In 2009, the Veterinary College of UFMG inaugurated a degree in Aquaculture, the first of southeastern Brazil.

== The Flight of Birds ==

The tile panel that adorns the façade of the CVM is the work of artist Silas Raposo. Built around the same time of the main auditorium of the school, in the 1980s, and named "Flight of Birds", the panel consists of 855 pieces of clay tiles decorated with images of 34 birds, of different shades and sizes, taking off to flight.

Façade Flight of Birds at the Veterinary College of UFMG

"I designed the panel as a less figurative art, composed of geometric elements. I was inspired by a Chinese puzzle, the tangram, which is based on the subdivision of a square in seven pieces from which we can form numerous figures. I created an image that carries the sense of ancestry knowledge and renewal, "explains the architect Silas Raposo, also responsible for previously designing the Veterinary College, as it was projected for relocation into Pampulha campus in 1974.

"The panel was designed to mark the presence of the school and to represent the union of man with the animal world. And the image of birds strengthens the notion of a story that is born and remains in evolution.
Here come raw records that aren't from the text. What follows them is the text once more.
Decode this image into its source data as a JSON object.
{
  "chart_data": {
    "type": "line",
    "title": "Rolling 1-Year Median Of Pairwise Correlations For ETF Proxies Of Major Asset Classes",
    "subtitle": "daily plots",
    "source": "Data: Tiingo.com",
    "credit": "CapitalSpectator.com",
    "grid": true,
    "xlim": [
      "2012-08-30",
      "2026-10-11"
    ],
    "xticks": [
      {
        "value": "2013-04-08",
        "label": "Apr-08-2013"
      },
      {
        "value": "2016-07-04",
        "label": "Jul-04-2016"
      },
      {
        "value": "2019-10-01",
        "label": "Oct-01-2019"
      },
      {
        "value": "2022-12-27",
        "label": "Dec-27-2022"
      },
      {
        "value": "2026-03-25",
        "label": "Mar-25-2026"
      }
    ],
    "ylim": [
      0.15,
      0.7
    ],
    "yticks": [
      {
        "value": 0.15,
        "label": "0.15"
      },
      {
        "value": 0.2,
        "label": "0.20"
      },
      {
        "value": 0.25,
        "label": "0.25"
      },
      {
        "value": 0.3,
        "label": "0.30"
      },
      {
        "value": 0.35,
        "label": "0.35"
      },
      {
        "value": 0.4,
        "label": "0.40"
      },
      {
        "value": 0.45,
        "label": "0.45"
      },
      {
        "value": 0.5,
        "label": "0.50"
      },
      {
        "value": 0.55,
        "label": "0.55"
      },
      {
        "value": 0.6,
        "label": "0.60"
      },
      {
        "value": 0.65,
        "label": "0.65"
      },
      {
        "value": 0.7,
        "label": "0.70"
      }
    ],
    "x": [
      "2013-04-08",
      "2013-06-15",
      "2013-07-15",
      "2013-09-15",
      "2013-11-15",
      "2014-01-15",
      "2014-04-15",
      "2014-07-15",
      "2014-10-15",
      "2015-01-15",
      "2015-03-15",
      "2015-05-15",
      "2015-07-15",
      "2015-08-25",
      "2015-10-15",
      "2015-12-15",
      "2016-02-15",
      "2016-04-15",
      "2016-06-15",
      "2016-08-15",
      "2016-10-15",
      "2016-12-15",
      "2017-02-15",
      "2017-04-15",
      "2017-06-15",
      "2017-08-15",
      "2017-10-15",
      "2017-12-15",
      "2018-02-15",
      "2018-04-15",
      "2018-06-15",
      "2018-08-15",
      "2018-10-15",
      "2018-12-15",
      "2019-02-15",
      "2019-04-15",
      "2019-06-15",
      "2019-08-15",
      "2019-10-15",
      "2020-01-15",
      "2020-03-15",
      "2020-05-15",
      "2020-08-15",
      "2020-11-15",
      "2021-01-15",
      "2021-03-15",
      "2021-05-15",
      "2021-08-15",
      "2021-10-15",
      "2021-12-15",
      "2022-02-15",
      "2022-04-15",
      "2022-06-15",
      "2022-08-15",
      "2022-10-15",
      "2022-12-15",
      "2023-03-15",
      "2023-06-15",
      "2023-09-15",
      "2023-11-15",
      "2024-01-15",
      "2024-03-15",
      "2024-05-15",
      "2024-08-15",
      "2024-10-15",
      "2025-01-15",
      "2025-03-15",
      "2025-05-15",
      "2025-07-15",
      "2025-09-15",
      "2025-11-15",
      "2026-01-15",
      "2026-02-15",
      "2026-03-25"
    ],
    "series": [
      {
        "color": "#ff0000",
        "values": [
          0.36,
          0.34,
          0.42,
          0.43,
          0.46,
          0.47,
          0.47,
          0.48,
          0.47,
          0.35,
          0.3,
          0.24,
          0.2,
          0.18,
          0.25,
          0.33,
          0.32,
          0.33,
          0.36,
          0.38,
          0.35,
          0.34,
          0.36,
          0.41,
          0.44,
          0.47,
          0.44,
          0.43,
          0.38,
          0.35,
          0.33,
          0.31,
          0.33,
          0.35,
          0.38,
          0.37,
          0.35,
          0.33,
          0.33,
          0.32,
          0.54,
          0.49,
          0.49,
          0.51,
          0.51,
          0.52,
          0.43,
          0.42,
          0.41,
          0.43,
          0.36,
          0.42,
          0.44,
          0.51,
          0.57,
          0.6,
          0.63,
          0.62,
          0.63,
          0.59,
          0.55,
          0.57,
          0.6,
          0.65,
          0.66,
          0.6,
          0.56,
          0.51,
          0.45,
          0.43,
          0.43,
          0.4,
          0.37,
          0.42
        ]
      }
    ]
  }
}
I think in the end, the work performed its duty, "said Silas.

As CVM symbolism, confluence of minds and the transmission of knowledge, the panel was used in the creation of the identity for commemorating 80 years of the college.

"The idea was to find another identity that is not confused with the identity of the Ox, already institutionalized. Thus, the panel became the scope of the whole project, the geometric shapes and slopes used to refer to the idea of progress, the endless traffic of people and knowledge that pass through the CVM, "explains André Heneine, intern responsible for establishing the commemorative identity.

== The Ox ==

The Ox sculpture constructed in 1973 by Jarbas Juarez, was cast in fiberglass and polyester resin and occupies a central position in the courtyard of the CVM.

The Ox, Veterinary College, Universidade Federal de Minas Gerais.

It symbolizes an important foundation of the economy and social formation in Minas Gerais and Brazil: beef production, essential milestone of occupation and building the society in the countryside of Brazil, expanding the borders of the country, and representing the vigorous Brazilian cattle industry. Moreover, cattle production is part of Brazilian culture and identity.

Besides integrating the landscape of the CVM courtyard, The Ox was the inspiration for the logo of CVM, and in 1983 it was approved as the symbol of the Veterinary College of UFMG.